Example Career: Credit Analysts
Analyze credit data and financial statements of individuals or firms to determine the degree of risk involved in extending credit or lending money. Prepare reports with credit information for use in decision making.
What Job Titles Credit Analysts Might Have
- Credit Analyst
- Credit Manager
What Credit Analysts Do
- Analyze credit data and financial statements to determine the degree of risk involved in extending credit or lending money.
- Generate financial ratios, using computer programs, to evaluate customers' financial status.
- Consult with customers to resolve complaints and verify financial and credit transactions.
- Prepare reports that include the degree of risk involved in extending credit or lending money.
- Compare liquidity, profitability, and credit histories of establishments being evaluated with those of similar establishments in the same industries and geographic locations.
- Review individual or commercial customer files to identify and select delinquent accounts for collection.
- Confer with credit association and other business representatives to exchange credit information.
- Complete loan applications, including credit analyses and summaries of loan requests, and submit to loan committees for approval.
- Analyze financial data such as income growth, quality of management, and market share to determine expected profitability of loans.
- Evaluate customer records and recommend payment plans based on earnings, savings data, payment history, and purchase activity.
What Credit Analysts Should Be Good At
- Problem Sensitivity - The ability to tell when something is wrong or is likely to go wrong. It does not involve solving the problem, only recognizing there is a problem.
- Mathematical Reasoning - The ability to choose the right mathematical methods or formulas to solve a problem.
- Oral Comprehension - The ability to listen to and understand information and ideas presented through spoken words and sentences.
- Oral Expression - The ability to communicate information and ideas in speaking so others will understand.

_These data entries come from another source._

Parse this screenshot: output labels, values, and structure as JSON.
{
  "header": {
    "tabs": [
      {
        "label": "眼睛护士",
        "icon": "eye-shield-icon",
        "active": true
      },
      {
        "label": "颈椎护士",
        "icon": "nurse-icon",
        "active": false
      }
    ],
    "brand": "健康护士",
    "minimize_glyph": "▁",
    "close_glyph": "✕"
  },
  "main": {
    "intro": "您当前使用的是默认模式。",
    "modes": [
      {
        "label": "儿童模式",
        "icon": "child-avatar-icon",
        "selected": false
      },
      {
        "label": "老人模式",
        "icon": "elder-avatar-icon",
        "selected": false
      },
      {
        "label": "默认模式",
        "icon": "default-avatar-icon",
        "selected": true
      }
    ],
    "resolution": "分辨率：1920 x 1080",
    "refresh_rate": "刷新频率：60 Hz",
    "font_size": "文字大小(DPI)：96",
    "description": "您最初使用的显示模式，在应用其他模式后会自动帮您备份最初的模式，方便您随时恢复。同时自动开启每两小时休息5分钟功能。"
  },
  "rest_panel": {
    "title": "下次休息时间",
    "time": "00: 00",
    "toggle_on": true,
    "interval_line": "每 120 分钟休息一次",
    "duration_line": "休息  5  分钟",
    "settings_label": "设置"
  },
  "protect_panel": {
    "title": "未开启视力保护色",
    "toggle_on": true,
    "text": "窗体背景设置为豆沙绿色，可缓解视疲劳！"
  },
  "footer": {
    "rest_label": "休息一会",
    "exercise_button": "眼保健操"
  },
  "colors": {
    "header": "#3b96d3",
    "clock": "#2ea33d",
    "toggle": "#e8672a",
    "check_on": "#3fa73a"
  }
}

- Deductive Reasoning - The ability to apply general rules to specific problems to produce answers that make sense.
- Inductive Reasoning - The ability to combine pieces of information to form general rules or conclusions (includes finding a relationship among seemingly unrelated events).
- Written Comprehension - The ability to read and understand information and ideas presented in writing.
- Information Ordering - The ability to arrange things or actions in a certain order or pattern according to a specific rule or set of rules (e.g., patterns of numbers, letters, words, pictures, mathematical operations).
- Near Vision - The ability to see details at close range (within a few feet of the observer).
What Credit Analysts Should Be Interested In
- Conventional - Conventional occupations frequently involve following set procedures and routines. These occupations can include working with data and details more than with ideas. Usually there is a clear line of authority to follow.
- Enterprising - Enterprising occupations frequently involve starting up and carrying out projects. These occupations can involve leading people and making many decisions. Sometimes they require risk taking and often deal with business.
What Credit Analysts Need to Learn
- Economics and Accounting - Knowledge of economic and accounting principles and practices, the financial markets, banking and the analysis and reporting of financial data.
- English Language - Knowledge of the structure and content of the English language including the meaning and spelling of words, rules of composition, and grammar.
- Mathematics - Knowledge of arithmetic, algebra, geometry, calculus, statistics, and their applications.
- Customer and Personal Service - Knowledge of principles and processes for providing customer and personal services. This includes customer needs assessment, meeting quality standards for services, and evaluation of customer satisfaction.
- Clerical - Knowledge of administrative and clerical procedures and systems such as word processing, managing files and records, stenography and transcription, designing forms, and other office procedures and terminology.